From experience, we offer the following suggestions to help avoid becoming the victim of home improvement fraud:

  • Don’t commit to a home improvement project on the spur of the moment.
  • Select a contractor with care. Check with the Consumer Protection Division of the Attorney General’s Office and the Better Business Bureau to determine if the contractor you are considering has a history of complaints.
  • Deal locally. Use an established contractor with ties to the community.
  • Be wary of a low price. Time and material drive the price of any job. If a bid seems too good to be true, it probably is.
  • Don’t commit to a job unless you have been given a formal bid.
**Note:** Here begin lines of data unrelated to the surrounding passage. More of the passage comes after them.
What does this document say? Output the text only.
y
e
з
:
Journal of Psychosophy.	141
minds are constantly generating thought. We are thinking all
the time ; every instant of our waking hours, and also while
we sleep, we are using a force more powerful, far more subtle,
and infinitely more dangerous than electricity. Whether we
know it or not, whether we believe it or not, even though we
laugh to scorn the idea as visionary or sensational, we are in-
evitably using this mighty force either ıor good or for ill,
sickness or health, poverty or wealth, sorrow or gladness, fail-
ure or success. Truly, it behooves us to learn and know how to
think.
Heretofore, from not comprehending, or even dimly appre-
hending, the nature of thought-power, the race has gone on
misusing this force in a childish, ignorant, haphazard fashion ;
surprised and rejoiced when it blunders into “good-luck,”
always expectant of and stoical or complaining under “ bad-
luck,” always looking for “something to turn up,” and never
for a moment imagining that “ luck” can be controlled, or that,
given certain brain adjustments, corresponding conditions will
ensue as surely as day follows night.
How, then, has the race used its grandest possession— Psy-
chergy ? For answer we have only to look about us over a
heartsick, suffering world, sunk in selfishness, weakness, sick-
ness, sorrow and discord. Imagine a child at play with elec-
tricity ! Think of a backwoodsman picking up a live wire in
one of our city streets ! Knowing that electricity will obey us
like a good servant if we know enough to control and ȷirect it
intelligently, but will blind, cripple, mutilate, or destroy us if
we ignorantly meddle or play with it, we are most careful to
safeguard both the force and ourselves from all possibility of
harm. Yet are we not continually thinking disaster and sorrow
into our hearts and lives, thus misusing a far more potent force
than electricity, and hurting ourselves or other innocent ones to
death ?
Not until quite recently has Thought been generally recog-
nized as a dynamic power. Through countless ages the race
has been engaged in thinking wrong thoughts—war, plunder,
Project bids should be in writing and clearly spell out what work is to be performed.
  • Indiana law requires written home improvement contracts for jobs exceeding $150.00. Before signing a contract, make certain it clearly defines: the material to be used, the work to be performed, the timetable for completion, and the total price along with provisions for any contingency expenses. Make sure the contractor’s name and contact information appears on the contract. The contractor must sign the contract and leave you a copy.
  • Verify the contractor is licensed, bonded and insured. Contact the Vanderburgh County Building Commission to verify a contractor’s license is in good standing.
  • Avoid paying for a project until the work is completed; if this is unavoidable never pay more than 1/3 of the total cost as a down payment.
  • A reputable contractor should guarantee his workmanship. Get a copy of any warranty or guarantee in writing.
  • Retain all records related to the project, including any correspondence.

Even when both parties are dealing in good faith, disputes can still arise. If you have exhausted all efforts to resolve a disagreement with your contractor, consider filing a complaint with the Better Business Bureau. The Consumer Protection Division of the Indiana Attorney General’s Office can also be a valuable resource to assist in resolving a dispute.

Contractors who receive payment and never perform work (or perform the work so poorly as to constitute obvious fraud) should be immediately reported to the Vanderburgh County Sheriff’s Office by calling 911. Home improvement fraud is a crime in Indiana and can be charged under both IC 35-43-6-12 (Home Improvement Fraud) and IC 35-43-4-2 (Theft). The law also provides for enhanced penalties if a victim is sixty (60) years of age or older.

Final Thoughts
Thankfully, the Sheriff’s Office has had no confirmed reports of any home improvement fraud occurring this year. Sheriff Dave Wedding would like to keep it that way, “Those who commit home improvement fraud are a particularly deceptive form of criminal. Perpetrators often mix a small amount of truth in amongst their lies.” Sheriff Wedding added, “Homeowners should exercise due diligence, avail themselves of consumer protection services, and promptly notify the Sheriff’s Office of any suspected fraud. Together we can make home improvement fraudsters think twice before visiting our county.”